Big Law bonus announcements are speaking to associates in a common voice—times are tougher than last year, so be happy with the same award you got in 2021.
The bonus scales that tops out at $115,000 for the most senior firm associates has firms returning to familiar territory, as they kept annual bonuses level from 2014 and 2020, according to data compiled by Bloomberg Law. Top awards jumped 15% in 2021 as firms battled for talent after a rise in client demand.
“Firms are not altruistic by nature,” said Tim Regan, a Houston-based managing partner at legal search consultant Engle, Lindsley & Regan. “They increase bonuses because someone else did—because they have to.”
The return to pre-pandemic consistency comes a year after firms showered their junior talent with unprecedented signing and seasonal bonuses, on top of year-end extra cash. Then, it was the unexpected boom in financial markets that spurred venture capital and merger and acquisition work, forcing Big Law to ante up for talent so they could handle all the work.
Now as firms prepare to make 2022 bonus payouts that are level with last year, they are casting an uncertain eye on the economy for the coming months. They question whether conditions that have stalled capital markets and M&A this year will bleed into subsequent quarters of 2023.
Legal recruiters said they expected the firms’ bonus announcements, given last year’s bump and economic conditions at the end of this year, and because the law market is returning to pre-pandemic norms.
“Despite certain uncertainty right now, a lot of firms had a good year,” said Stephanie Biderman, a New York-based partner at legal recruiter Major, Lindsey & Africa. “That’s why we expected the numbers to stay the same and not necessarily decrease or increase.”
Baker McKenzie was the first large firm to roll out associate bonuses, followed by Boies Schiller Flexner; Cravath, Swaine & Moore ; McDermott Will & Emery; and Skadden, Arps, Slate, Meagher & Flom. The firms matched last year’s scale set by Cravath, Swaine & Moore, with bonuses starting at $15,000 for the most junior associates.
Though they didn’t have a banner year compared to 2021, some firms tapped into revenue streams from related antitrust and litigation work as courts slog through pandemic backlogs.
Multiple rounds of layoffs this year at firms such as Cooley and Kirkland & Ellis cast a cloud of uncertainty on this year’s bonus season. Other firms have delayed first-year associate classes or fired lawyers for reasons they insist are performance related, not economic.

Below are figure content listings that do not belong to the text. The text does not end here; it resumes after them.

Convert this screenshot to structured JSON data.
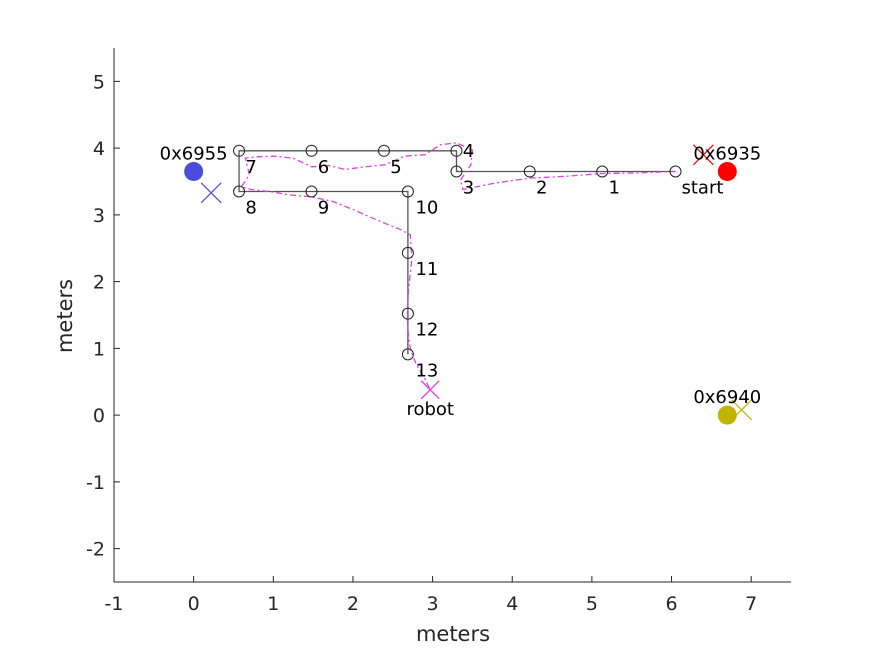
{
  "chart_data": {
    "type": "scatter",
    "xlabel": "meters",
    "ylabel": "meters",
    "xlim": [
      -1,
      7.5
    ],
    "ylim": [
      -2.5,
      5.5
    ],
    "xticks": [
      -1,
      0,
      1,
      2,
      3,
      4,
      5,
      6,
      7
    ],
    "yticks": [
      -2,
      -1,
      0,
      1,
      2,
      3,
      4,
      5
    ],
    "grid": false,
    "waypoints": [
      {
        "label": "start",
        "x": 6.05,
        "y": 3.65
      },
      {
        "label": "1",
        "x": 5.13,
        "y": 3.65
      },
      {
        "label": "2",
        "x": 4.22,
        "y": 3.65
      },
      {
        "label": "3",
        "x": 3.3,
        "y": 3.65
      },
      {
        "label": "4",
        "x": 3.3,
        "y": 3.96
      },
      {
        "label": "5",
        "x": 2.39,
        "y": 3.96
      },
      {
        "label": "6",
        "x": 1.48,
        "y": 3.96
      },
      {
        "label": "7",
        "x": 0.57,
        "y": 3.96
      },
      {
        "label": "8",
        "x": 0.57,
        "y": 3.35
      },
      {
        "label": "9",
        "x": 1.48,
        "y": 3.35
      },
      {
        "label": "10",
        "x": 2.69,
        "y": 3.35
      },
      {
        "label": "11",
        "x": 2.69,
        "y": 2.43
      },
      {
        "label": "12",
        "x": 2.69,
        "y": 1.52
      },
      {
        "label": "13",
        "x": 2.69,
        "y": 0.91
      }
    ],
    "anchors": [
      {
        "label": "0x6955",
        "x": 0.0,
        "y": 3.65,
        "color": "#4b4bdc",
        "estimate": {
          "x": 0.22,
          "y": 3.33
        }
      },
      {
        "label": "0x6935",
        "x": 6.7,
        "y": 3.65,
        "color": "#ff0000",
        "estimate": {
          "x": 6.4,
          "y": 3.9
        }
      },
      {
        "label": "0x6940",
        "x": 6.7,
        "y": 0.0,
        "color": "#c0b400",
        "estimate": {
          "x": 6.88,
          "y": 0.08
        }
      }
    ],
    "robot": {
      "label": "robot",
      "x": 2.97,
      "y": 0.38,
      "color": "#e040e0"
    },
    "trajectory": {
      "color": "#e040e0",
      "x": [
        6.05,
        5.6,
        5.13,
        4.7,
        4.22,
        3.8,
        3.55,
        3.38,
        3.35,
        3.48,
        3.5,
        3.3,
        3.1,
        2.9,
        2.65,
        2.4,
        2.15,
        1.9,
        1.7,
        1.48,
        1.25,
        1.0,
        0.8,
        0.65,
        0.7,
        0.6,
        0.72,
        0.95,
        1.2,
        1.48,
        1.75,
        2.0,
        2.25,
        2.45,
        2.6,
        2.72,
        2.74,
        2.7,
        2.68,
        2.7,
        2.73,
        2.8,
        2.9,
        2.97
      ],
      "y": [
        3.65,
        3.63,
        3.62,
        3.58,
        3.55,
        3.48,
        3.42,
        3.38,
        3.52,
        3.75,
        3.97,
        4.08,
        4.05,
        3.9,
        3.88,
        3.75,
        3.72,
        3.68,
        3.74,
        3.72,
        3.85,
        3.88,
        3.87,
        3.85,
        3.6,
        3.42,
        3.38,
        3.35,
        3.3,
        3.27,
        3.2,
        3.08,
        2.95,
        2.85,
        2.78,
        2.7,
        2.35,
        1.9,
        1.5,
        1.15,
        0.95,
        0.75,
        0.55,
        0.38
      ]
    }
  }
}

Associates at firms left unscathed by layoffs, and who are receiving bonuses, “are probably very thankful,” Biderman said. “It just depends on what position you’re in.”
It remains to be seen whether most firms will be upfront about economic challenges with public layoffs, or whether they instead will increase billable hour requirements for bonuses, curbing how many associates get the payouts, recruiters said.
Still, there is some optimism in the market for 2023, Regan said.
“A lot of a lot of lawyers that I talk to on a daily basis say quarter four was really slow, but we see some real good activity coming in quarter one,” he said. “And if that happens, firms are great economic engines, and will probably prosper in 2023.”